Mohon tunggu...
MK
MK Mohon Tunggu... Freelancer - Cahaya Bintang

Saat diri dapat katakan CUKUP di saat itu dengan mudah diri ini untuk BERBAGI kepada sesama:)

Selanjutnya

Tutup

Life Hack Pilihan

Mei 1998

13 Mei 2021   18:20 Diperbarui: 13 September 2021   05:01 796
+
Laporkan Konten
Laporkan Akun
Kompasiana adalah platform blog.

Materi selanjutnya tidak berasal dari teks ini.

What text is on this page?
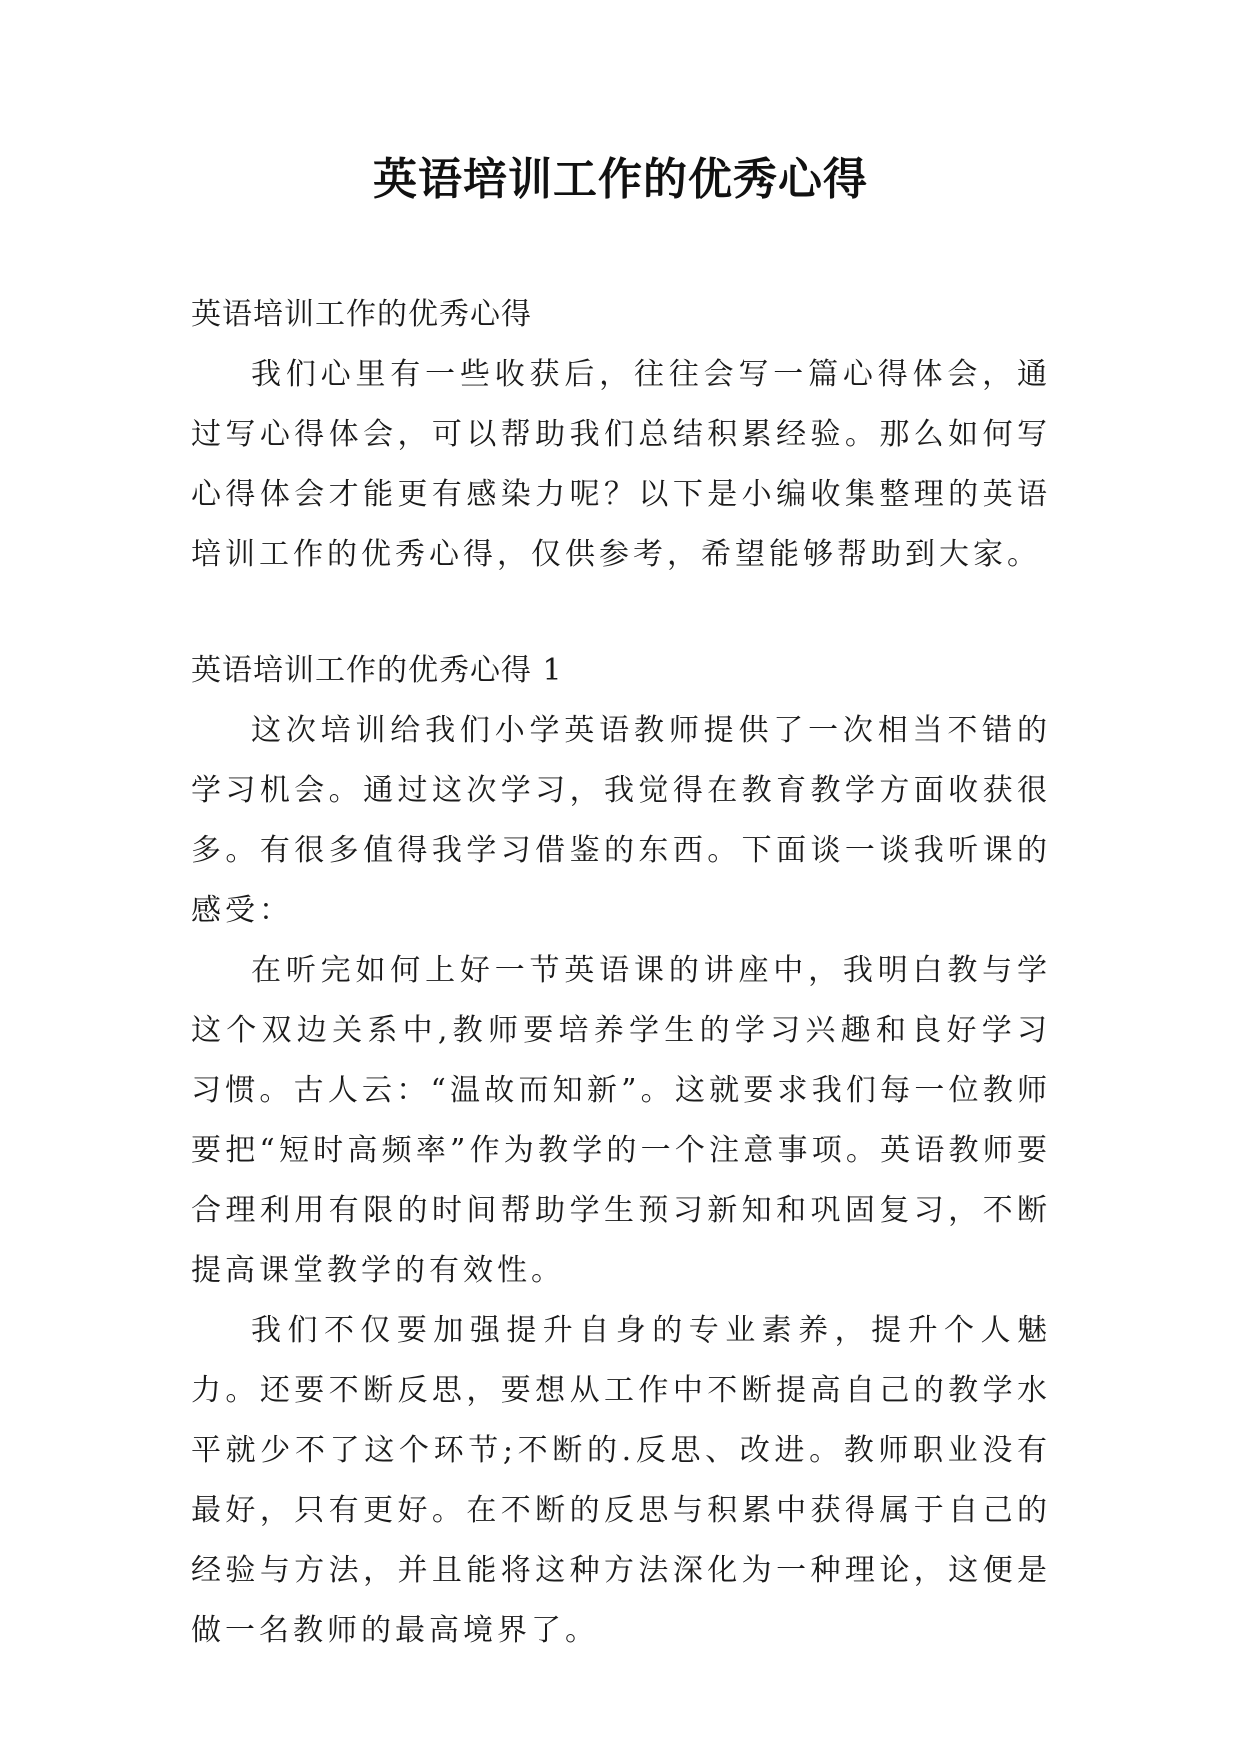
英语培训工作的优秀心得

英语培训工作的优秀心得

我们心里有一些收获后，往往会写一篇心得体会，通过写心得体会，可以帮助我们总结积累经验。那么如何写心得体会才能更有感染力呢？以下是小编收集整理的英语培训工作的优秀心得，仅供参考，希望能够帮助到大家。

英语培训工作的优秀心得 1

这次培训给我们小学英语教师提供了一次相当不错的学习机会。通过这次学习，我觉得在教育教学方面收获很多。有很多值得我学习借鉴的东西。下面谈一谈我听课的感受：

在听完如何上好一节英语课的讲座中，我明白教与学这个双边关系中,教师要培养学生的学习兴趣和良好学习习惯。古人云：“温故而知新”。这就要求我们每一位教师要把“短时高频率”作为教学的一个注意事项。英语教师要合理利用有限的时间帮助学生预习新知和巩固复习，不断提高课堂教学的有效性。

我们不仅要加强提升自身的专业素养，提升个人魅力。还要不断反思，要想从工作中不断提高自己的教学水平就少不了这个环节;不断的.反思、改进。教师职业没有最好，只有更好。在不断的反思与积累中获得属于自己的经验与方法，并且能将这种方法深化为一种理论，这便是做一名教师的最高境界了。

Konten ini menjadi tanggung jawab bloger dan tidak mewakili pandangan redaksi Kompas.

Keluarga aku memiliki tradisi melepas anak dari rumah begitu mengijak usia SMA. Sekolah aku ini langganan keluarga. Nenek, mama, dan kakakku dulu sekolah di sini. Sekolah yang memiliki asrama khusus putri sehingga memudahkan kami yang bukan warga Jakarta untuk belajar tanpa harus pulang pergi rumah di Bogor dan menjalankan tradisi mulai hidup mandiri.

13 Mei 1998, usiaku baru masuk 17 tahun 1 bulan dan duduk di tingkat akhir sekolah menengah atas ketika Jakarta dilanda kerusuhan.

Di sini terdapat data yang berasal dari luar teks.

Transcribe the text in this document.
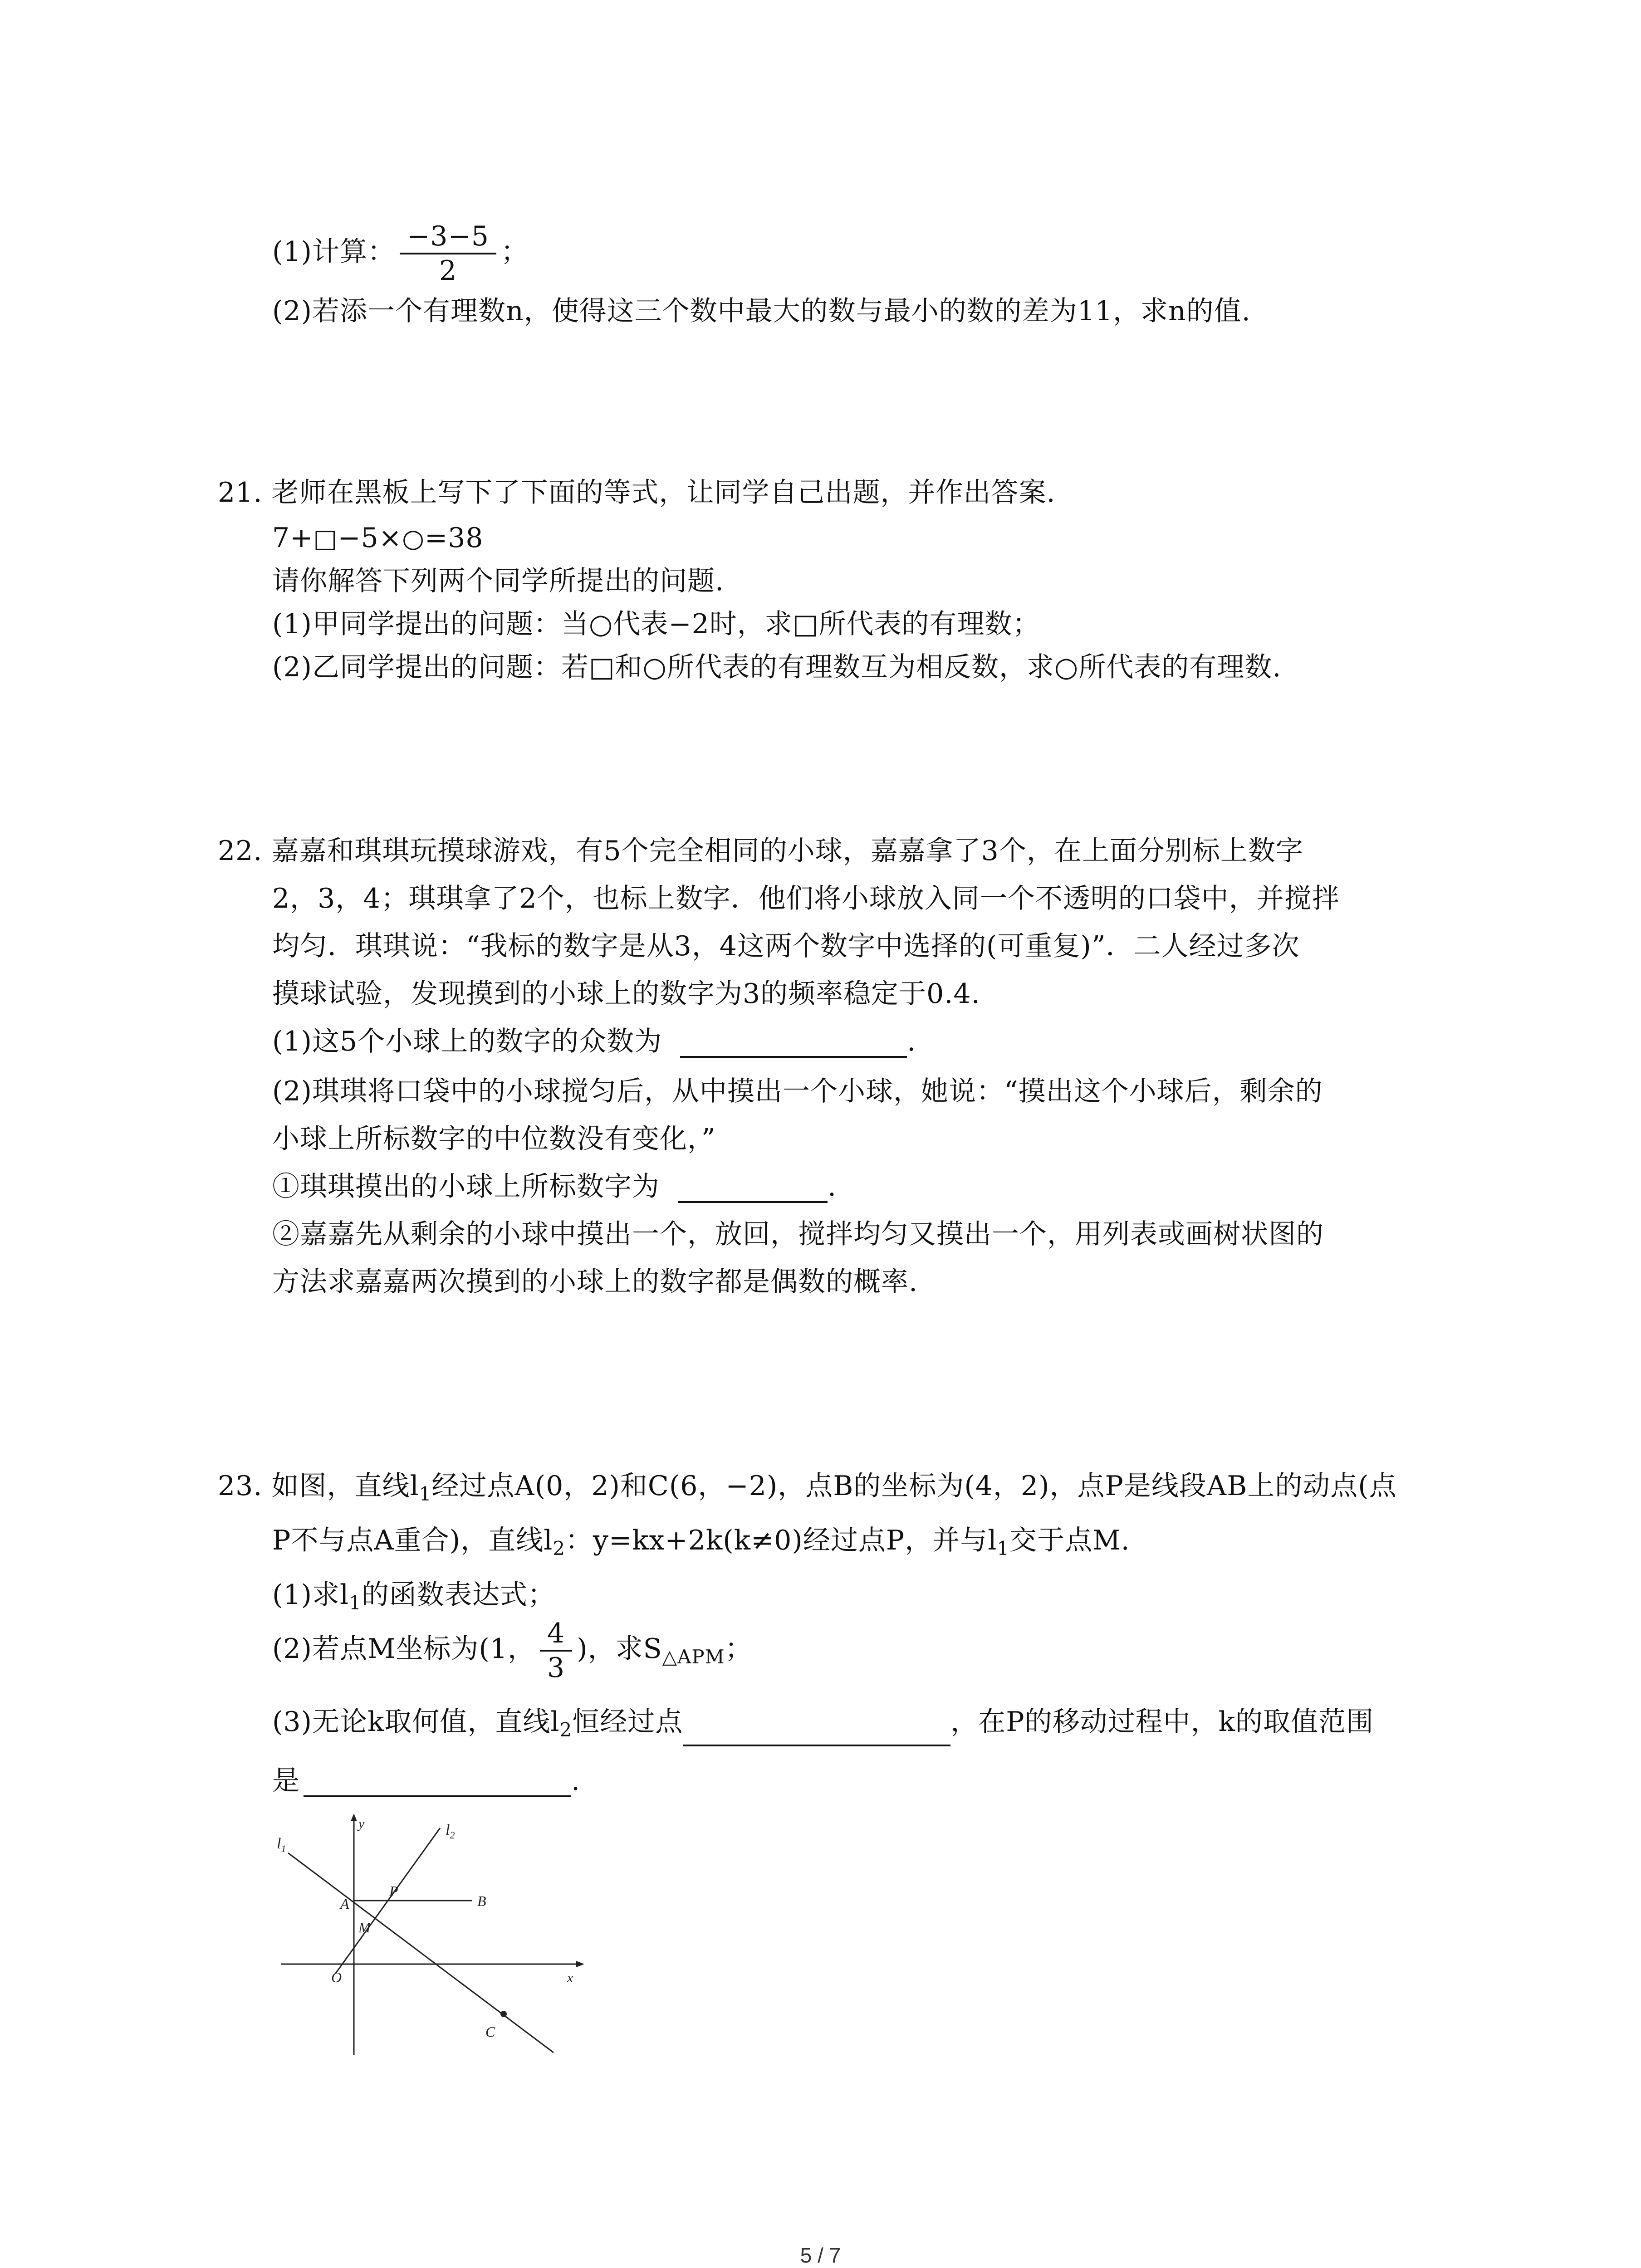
(1)计算： $\frac{-3-5}{2}$ ；
(2)若添一个有理数n，使得这三个数中最大的数与最小的数的差为11，求n的值.
21. 老师在黑板上写下了下面的等式，让同学自己出题，并作出答案.
7+□−5×○=38
请你解答下列两个同学所提出的问题.
(1)甲同学提出的问题：当○代表−2时，求□所代表的有理数；
(2)乙同学提出的问题：若□和○所代表的有理数互为相反数，求○所代表的有理数.
22. 嘉嘉和琪琪玩摸球游戏，有5个完全相同的小球，嘉嘉拿了3个，在上面分别标上数字
2，3，4；琪琪拿了2个，也标上数字．他们将小球放入同一个不透明的口袋中，并搅拌
均匀．琪琪说：“我标的数字是从3，4这两个数字中选择的(可重复)”．二人经过多次
摸球试验，发现摸到的小球上的数字为3的频率稳定于0.4.
(1)这5个小球上的数字的众数为	.
(2)琪琪将口袋中的小球搅匀后，从中摸出一个小球，她说：“摸出这个小球后，剩余的
小球上所标数字的中位数没有变化，”
①琪琪摸出的小球上所标数字为	.
②嘉嘉先从剩余的小球中摸出一个，放回，搅拌均匀又摸出一个，用列表或画树状图的
方法求嘉嘉两次摸到的小球上的数字都是偶数的概率.
23. 如图，直线$l_1$经过点A(0，2)和C(6，−2)，点B的坐标为(4，2)，点P是线段AB上的动点(点
P不与点A重合)，直线$l_2$：y=kx+2k(k≠0)经过点P，并与$l_1$交于点M.
(1)求$l_1$的函数表达式；
(2)若点M坐标为(1， $\frac{4}{3}$ )，求$S_{\triangle APM}$；
(3)无论k取何值，直线$l_2$恒经过点	，在P的移动过程中，k的取值范围
是	.
$l_1$
$l_2$
y
x
A
P
B
M
O
C
5 / 7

Sore jam 4an, mendadak aku mendapat telepon dari mama. Suaranya terdengar panik sekali. "Dek! Mama baru sampai rumah dari Grogol. Jalanan minta ampun sepi dan tidak ada angkutan umum.

Entah apa yang terjadi waktu mama mau sampai di rumah tante, tiba-tiba ada seorang bapak tua mendekati mobil mama dan menyuruh cepat pulang karena nanti bisa tidak pulang kalau tidak segera pergi! Mama karena takut jadi menurut dan cepat putar balik untuk pulang. Sampai di rumah begitu buka TV, minta ampuuuun daerah kamu banyak pembakaran dan penjarahan!" Mama tanpa henti terus cerita. "Kamu jangan keluar asrama dan harus ikuti perintah suster! Jangan seenak sendiri!"

Cerita mama sama sekali tidak bisa dicerna otakku, tapi supaya tidak menambah panik mama, "Iya, ma. Aku mengerti," jawabku pendek. 

Begitu menutup telepon aku segera ke ruang tamu untuk buka TV, tapi dikunci. Rasa penasaran karena kebingungan dengan keanehan yang serba mendadak ini menyelimuti sanubari.

Jam 7 malam mendadak suster kepala asrama membunyikan bel tanda semua penghuni harus berkumpul di ruang tamu.  

Penghuni asrama semua perempuan. 30 siswi, 3 pengurus asrama, dan 1 suster kepala. Tapi tidak jauh dari asrama ini ada biara khusus biarawati dengan jumlah penghuni tidak pernah aku ketahui. 

Selain asrama dan biara juga ada sekolah dari TK hingga SMA. Total luas tanah mungkin ada 1 hektar lebih. 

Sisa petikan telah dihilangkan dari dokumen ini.